Yes, because it's annoying and confusing to have names that match keywords, and that you have to escape in funny ways (when you're not consistently escaping)
and No, because it's possible to have any sequence of characters as an identifier, if you escape it properly :)
Use [square brackets] or "double quotes" to escape multi-word identifiers or keywords, or even names that have backslashes or any other slightly odd character, if you must.
Strictly speaking, there's nothing you can't name your columns.

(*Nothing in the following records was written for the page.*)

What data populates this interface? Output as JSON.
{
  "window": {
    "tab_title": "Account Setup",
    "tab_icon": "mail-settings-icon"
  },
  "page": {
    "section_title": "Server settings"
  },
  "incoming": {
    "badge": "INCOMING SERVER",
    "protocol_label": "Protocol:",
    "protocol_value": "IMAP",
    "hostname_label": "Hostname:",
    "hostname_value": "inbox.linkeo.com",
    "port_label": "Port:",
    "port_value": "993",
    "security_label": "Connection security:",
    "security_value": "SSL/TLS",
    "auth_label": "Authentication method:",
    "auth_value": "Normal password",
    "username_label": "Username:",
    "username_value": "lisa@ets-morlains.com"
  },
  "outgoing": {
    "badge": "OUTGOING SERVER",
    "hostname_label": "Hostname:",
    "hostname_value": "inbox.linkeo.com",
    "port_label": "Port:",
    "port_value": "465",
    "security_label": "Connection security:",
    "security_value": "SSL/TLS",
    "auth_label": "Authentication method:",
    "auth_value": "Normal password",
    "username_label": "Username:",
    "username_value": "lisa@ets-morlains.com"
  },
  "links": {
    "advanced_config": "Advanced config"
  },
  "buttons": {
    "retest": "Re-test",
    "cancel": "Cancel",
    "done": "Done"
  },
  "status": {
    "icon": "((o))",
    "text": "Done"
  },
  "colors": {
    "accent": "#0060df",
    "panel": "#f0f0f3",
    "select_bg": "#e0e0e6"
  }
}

However, it will make your life easier if you avoid names with spaces, SQL reserved words, and reserved words in the language you're programming in.
You can use pretty much anything as long as you surround it with square brackets:
SELECT [value], [select], [insert] FROM SomeTable
I however like to avoid doing this, partly because typing square brackets everywhere is anoying and partyly because I dont generally find that column names like 'value' particularly descriptive! :-)
Just stay away from SQL keywords and anything which contains something other than letters and you shouldn't need to use those pesky square brackets.
You can surround a word in square brackets [] and basically use anything you'd like.
I prefer not to use the brackets, and in order to do so you just have to avoid reserved words.
MS SQL Server 2008 has these reserved words
Beware of using square brackets on updates, I had a problem using the following query:
UPDATE logs SET locked=1 WHERE [id] IN (SELECT [id] FROM ids)
This caused all records to be updated, however, this appears to work fine:
UPDATE logs SET locked=1 WHERE id IN (SELECT [id] FROM ids)
Note that this problem appears specific to updates, as the following returns only the rows expected (not all rows):
SELECT * FROM logs WHERE [id] IN (SELECT [id] FROM ids)
This was using MSDE 2000 SP3 and connecting to the database using MS SQL (2000) Query Analyzer V 8.00.194
Very odd, possibly related to this Knowledgebase bug http://support.microsoft.com/kb/140215
In the end I just removed all the unnecessary square brackets.